O Rasgo
Obra minha. Eu rasguei a almofada com uma chave de fenda quando estava tentando consertar o vídeo-cassete há alguns anos atrás, e o resultado foi que no lugar de uma eu tive duas coisas estragadas em casa. O vídeo-cassete já há algum tempo deixou de marcar presença em minha estante (mais ou menos quando decidi me livrar da televisão), mas a almofada permanecia ali, esquecida em algum canto da sala, ferindo a visão periférica com uma insistência difícil de descrever, até que o seu segredo fosse revelado. Quem foi que disse que as coisas contam histórias também? Pois o que eu vi na almofada foi a minha ilusão e o meu ópio durante tanto tempo que praticamente esqueci o que era olhar para o mundo acordado. Sabe lá por que cargas d’água, um dia eu resolvi que iria escrever.

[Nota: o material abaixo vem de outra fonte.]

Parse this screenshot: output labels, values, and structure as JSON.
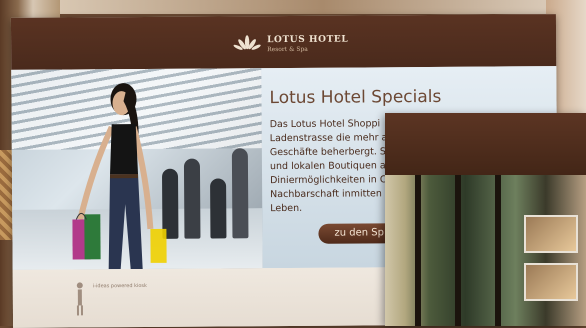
{
  "brand": {
    "name": "LOTUS HOTEL",
    "tagline": "Resort & Spa"
  },
  "specials": {
    "title": "Lotus Hotel Specials",
    "lines": [
      "Das Lotus Hotel Shoppi",
      "Ladenstrasse die mehr a",
      "Geschäfte beherbergt. S",
      "und lokalen Boutiquen a",
      "Diniermöglichkeiten in C",
      "Nachbarschaft inmitten",
      "Leben."
    ],
    "cta_label": "zu den Sp"
  },
  "footer": {
    "text": "i-ideas powered kiosk"
  },
  "colors": {
    "header_brown": "#4a2a1c",
    "title_brown": "#6c4834",
    "page_bg": "#f3efe9"
  },
  "icons": {
    "logo": "lotus-icon",
    "footer": "figure-icon"
  }
}
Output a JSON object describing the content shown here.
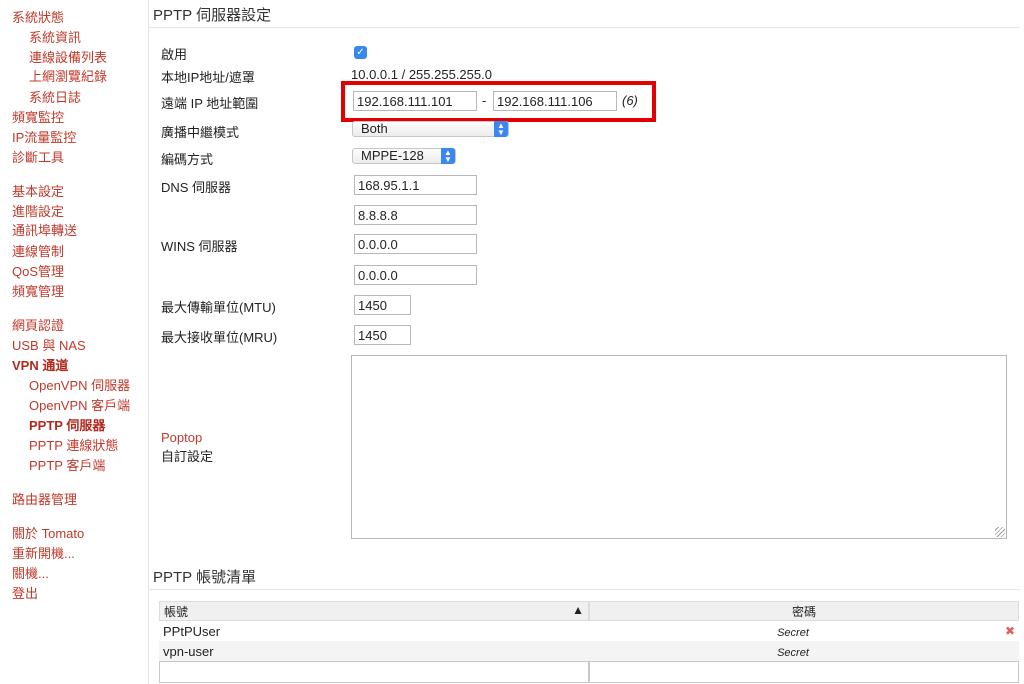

Há muitas pessoas verdadeiramente brilhantes no mundo e, se você um dia duvidar disso, é só comprar um jornal qualquer e dar uma folheada: eles estarão lá. Na seção de política ou de opinião, os campeões do malabarismo ideológico e doutorandos em castelos de carta, os papas do glamour. Lá. Na direção de grandes empresas, sendo reconhecidos por seus feitos, sendo admirados por milhões ou ficando podres de ricos de alguma maneira. Se tem uma coisa que me fascina é a constância. Incrível como algumas pessoas conseguem ser brilhantes e inteligentes o tempo todo. Nós, meros mortais, somos como a velha almofada verde com um desenho feio de um tigre e uma árvore irreconhecível. Temos um rasgo. Ponto final.
Agora, se você achar que isso é pouco, lembre-se que isso basta para condenar uma almofada ao lixo – ou uma vida dedicada à mais insossa das tentativas.